The results of the present study did not show an association between time to endovascular therapy and futile recanalization. Favorable outcomes were associated with early treatment in a pooled analysis of intravenous thrombolysis trials and with early recanalization in prospective endovascular therapy studies [32,33,34]. The lack of association between time to treatment and outcome in this study may be due to the small sample size or patient selection based on MRI findings. A post-hoc analysis of the DEFUSE2 study data showed that the ORs for a favorable response to treatment in patients with reperfusion versus those without reperfusion were not significantly different between patients who received early and late treatment, if they had target mismatch on MRI.

At this stage, we cannot assert that patients with large DWI-DWM lesions are not poor candidates for endovascular therapy. A randomized trial can determine whether this lesion pattern predicts unfavorable results from endovascular therapy. However, these results can be used to inform family discussions about whether endovascular therapy should be performed, since this pattern may be a poor prognostic indicator despite successful recanalization. To improve patient outcomes, a randomized trial to prove the usefulness of the pretreatment MRI lesion pattern is needed.
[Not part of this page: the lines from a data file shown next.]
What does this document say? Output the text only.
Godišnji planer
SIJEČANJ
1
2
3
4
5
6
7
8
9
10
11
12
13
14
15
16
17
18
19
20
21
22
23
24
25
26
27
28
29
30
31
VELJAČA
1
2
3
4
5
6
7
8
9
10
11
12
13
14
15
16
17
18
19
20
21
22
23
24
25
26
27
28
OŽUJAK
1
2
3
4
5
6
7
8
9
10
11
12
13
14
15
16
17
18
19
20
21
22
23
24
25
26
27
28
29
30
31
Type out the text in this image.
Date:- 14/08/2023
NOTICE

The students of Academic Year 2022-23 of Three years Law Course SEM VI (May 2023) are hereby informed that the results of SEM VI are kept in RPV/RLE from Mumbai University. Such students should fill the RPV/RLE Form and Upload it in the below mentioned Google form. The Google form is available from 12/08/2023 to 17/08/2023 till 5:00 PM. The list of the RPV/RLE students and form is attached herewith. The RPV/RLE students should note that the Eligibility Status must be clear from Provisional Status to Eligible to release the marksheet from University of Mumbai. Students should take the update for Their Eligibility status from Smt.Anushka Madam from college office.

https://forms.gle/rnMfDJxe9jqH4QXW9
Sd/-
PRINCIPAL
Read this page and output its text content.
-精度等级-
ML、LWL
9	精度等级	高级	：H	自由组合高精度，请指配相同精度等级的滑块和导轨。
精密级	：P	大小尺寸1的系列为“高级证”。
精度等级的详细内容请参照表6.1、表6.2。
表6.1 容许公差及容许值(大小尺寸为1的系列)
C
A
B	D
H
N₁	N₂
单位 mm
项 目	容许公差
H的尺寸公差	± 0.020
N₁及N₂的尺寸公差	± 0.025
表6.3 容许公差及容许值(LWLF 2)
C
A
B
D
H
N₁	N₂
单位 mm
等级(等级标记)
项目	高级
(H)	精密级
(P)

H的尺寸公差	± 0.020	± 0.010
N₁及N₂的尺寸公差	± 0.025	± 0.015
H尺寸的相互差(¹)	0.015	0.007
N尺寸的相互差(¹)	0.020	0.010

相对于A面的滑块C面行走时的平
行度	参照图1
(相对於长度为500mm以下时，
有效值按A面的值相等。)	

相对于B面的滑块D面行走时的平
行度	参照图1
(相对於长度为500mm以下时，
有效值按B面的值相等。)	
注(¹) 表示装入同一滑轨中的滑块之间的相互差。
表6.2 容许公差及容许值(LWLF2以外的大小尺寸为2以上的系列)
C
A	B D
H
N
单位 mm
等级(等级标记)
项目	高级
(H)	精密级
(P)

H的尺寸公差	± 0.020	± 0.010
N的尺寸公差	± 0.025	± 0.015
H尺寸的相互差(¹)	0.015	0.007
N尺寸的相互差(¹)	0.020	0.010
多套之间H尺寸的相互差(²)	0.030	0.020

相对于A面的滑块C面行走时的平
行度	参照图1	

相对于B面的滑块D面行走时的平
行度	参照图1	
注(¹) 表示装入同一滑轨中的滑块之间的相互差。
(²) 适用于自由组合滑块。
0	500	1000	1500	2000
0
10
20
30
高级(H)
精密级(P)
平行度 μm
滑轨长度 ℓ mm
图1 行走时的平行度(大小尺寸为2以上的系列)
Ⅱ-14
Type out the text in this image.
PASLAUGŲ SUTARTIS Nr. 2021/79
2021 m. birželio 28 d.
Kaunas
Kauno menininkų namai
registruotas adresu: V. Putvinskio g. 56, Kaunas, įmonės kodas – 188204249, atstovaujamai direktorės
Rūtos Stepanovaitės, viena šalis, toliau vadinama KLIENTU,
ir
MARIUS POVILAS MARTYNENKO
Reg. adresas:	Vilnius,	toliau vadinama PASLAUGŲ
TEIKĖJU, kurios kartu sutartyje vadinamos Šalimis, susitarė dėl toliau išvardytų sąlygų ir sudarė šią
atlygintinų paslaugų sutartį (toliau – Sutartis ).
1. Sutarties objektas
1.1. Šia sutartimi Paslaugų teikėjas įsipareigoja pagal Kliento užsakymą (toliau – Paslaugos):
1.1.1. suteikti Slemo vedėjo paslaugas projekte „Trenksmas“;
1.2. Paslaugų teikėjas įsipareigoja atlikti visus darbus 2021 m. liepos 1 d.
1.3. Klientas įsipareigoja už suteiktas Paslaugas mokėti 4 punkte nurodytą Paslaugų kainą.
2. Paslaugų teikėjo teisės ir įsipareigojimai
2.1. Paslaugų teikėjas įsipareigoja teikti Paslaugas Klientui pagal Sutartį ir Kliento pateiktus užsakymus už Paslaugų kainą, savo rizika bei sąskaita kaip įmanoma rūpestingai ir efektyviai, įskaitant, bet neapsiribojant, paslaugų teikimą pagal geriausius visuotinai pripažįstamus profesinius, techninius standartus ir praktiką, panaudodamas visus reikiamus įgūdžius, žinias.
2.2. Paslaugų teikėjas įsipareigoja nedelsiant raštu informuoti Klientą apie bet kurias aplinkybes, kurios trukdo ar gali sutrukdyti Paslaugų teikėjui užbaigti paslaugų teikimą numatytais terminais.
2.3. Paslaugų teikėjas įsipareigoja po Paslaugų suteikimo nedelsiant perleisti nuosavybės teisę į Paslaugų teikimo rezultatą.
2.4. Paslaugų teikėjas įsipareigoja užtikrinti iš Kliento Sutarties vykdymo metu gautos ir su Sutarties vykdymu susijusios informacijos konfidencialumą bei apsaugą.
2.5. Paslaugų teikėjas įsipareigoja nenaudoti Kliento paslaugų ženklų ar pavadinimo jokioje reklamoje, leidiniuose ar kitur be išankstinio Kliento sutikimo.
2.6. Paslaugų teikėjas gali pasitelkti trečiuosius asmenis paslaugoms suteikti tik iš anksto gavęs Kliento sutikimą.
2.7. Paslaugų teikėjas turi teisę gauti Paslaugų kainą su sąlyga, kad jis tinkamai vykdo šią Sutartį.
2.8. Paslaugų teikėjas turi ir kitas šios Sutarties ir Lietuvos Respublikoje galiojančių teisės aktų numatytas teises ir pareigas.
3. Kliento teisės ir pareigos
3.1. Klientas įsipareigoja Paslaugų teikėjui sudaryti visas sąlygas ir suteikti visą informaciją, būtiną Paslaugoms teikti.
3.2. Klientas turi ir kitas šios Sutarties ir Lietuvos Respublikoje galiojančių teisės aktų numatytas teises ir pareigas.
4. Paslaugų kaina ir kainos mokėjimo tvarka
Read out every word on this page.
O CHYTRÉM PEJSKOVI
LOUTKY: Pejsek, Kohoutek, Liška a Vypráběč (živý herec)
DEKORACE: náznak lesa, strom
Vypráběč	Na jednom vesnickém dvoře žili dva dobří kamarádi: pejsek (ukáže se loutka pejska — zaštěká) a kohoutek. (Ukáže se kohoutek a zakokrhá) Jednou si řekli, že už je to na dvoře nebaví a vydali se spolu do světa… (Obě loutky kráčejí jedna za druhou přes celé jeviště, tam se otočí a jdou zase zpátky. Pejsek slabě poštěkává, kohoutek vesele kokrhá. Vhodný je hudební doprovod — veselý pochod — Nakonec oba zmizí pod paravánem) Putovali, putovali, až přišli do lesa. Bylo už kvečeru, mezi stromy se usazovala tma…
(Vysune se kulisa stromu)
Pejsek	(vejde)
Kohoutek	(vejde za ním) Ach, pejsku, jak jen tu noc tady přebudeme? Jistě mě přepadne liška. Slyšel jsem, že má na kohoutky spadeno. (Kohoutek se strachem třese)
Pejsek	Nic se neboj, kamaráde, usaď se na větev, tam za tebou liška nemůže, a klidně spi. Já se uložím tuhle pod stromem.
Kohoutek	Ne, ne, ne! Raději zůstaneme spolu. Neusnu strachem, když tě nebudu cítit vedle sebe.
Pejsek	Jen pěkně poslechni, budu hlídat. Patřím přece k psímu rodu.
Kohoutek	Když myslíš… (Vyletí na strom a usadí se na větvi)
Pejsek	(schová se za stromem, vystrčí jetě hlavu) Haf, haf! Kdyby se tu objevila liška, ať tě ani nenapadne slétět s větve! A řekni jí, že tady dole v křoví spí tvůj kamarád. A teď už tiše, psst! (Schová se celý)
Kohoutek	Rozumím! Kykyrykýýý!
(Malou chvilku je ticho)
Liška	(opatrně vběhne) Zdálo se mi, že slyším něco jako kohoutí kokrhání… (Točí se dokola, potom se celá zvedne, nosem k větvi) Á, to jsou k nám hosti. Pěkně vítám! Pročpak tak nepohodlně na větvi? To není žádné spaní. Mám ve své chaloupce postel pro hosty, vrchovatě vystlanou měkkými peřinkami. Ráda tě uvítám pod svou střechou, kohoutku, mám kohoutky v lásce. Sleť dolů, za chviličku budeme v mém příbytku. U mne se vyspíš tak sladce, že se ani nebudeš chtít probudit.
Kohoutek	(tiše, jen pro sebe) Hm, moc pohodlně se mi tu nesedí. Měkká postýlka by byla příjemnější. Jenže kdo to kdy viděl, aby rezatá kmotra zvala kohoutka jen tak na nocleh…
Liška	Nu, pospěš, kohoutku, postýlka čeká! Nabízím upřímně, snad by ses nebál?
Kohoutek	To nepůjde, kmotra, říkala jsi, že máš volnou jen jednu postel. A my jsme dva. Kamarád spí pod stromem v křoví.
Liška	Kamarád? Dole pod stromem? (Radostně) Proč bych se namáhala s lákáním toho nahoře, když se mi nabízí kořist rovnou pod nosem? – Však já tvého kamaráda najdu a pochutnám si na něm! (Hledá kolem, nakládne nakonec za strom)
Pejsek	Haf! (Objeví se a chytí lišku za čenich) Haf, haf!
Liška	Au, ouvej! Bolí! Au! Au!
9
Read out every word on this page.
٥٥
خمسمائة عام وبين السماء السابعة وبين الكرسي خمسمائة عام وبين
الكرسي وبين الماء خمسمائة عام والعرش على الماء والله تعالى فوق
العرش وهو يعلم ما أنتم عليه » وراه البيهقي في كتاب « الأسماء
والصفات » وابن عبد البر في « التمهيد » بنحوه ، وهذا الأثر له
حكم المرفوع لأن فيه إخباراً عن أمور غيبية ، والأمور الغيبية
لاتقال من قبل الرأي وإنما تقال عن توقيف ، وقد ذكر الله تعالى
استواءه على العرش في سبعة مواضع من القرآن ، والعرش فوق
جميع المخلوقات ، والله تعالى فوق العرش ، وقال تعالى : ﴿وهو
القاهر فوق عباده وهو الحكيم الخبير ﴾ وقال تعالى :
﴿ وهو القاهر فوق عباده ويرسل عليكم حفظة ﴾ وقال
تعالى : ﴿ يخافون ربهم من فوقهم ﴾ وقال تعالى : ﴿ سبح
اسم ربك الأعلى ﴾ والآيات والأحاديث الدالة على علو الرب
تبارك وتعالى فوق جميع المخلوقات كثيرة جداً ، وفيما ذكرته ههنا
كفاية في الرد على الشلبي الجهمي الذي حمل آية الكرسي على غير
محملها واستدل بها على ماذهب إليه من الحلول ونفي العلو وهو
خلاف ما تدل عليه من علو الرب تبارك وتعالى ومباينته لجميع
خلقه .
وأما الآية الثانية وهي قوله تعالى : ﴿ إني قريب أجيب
This study was limited by its retrospective nature and the small number of patients. Patient selection based on CT and MRI findings before endovascular therapy limited the analysis to patients with relatively small infarcts and high ASPECTS.

Conclusions

A large DWI-DWM lesion before endovascular therapy predicts poor outcome in patients with successful recanalization. Patients with large DWI-DWM lesions may be poor candidates for endovascular therapy.

Disclosure Statement

The authors declare no conflicts of interest.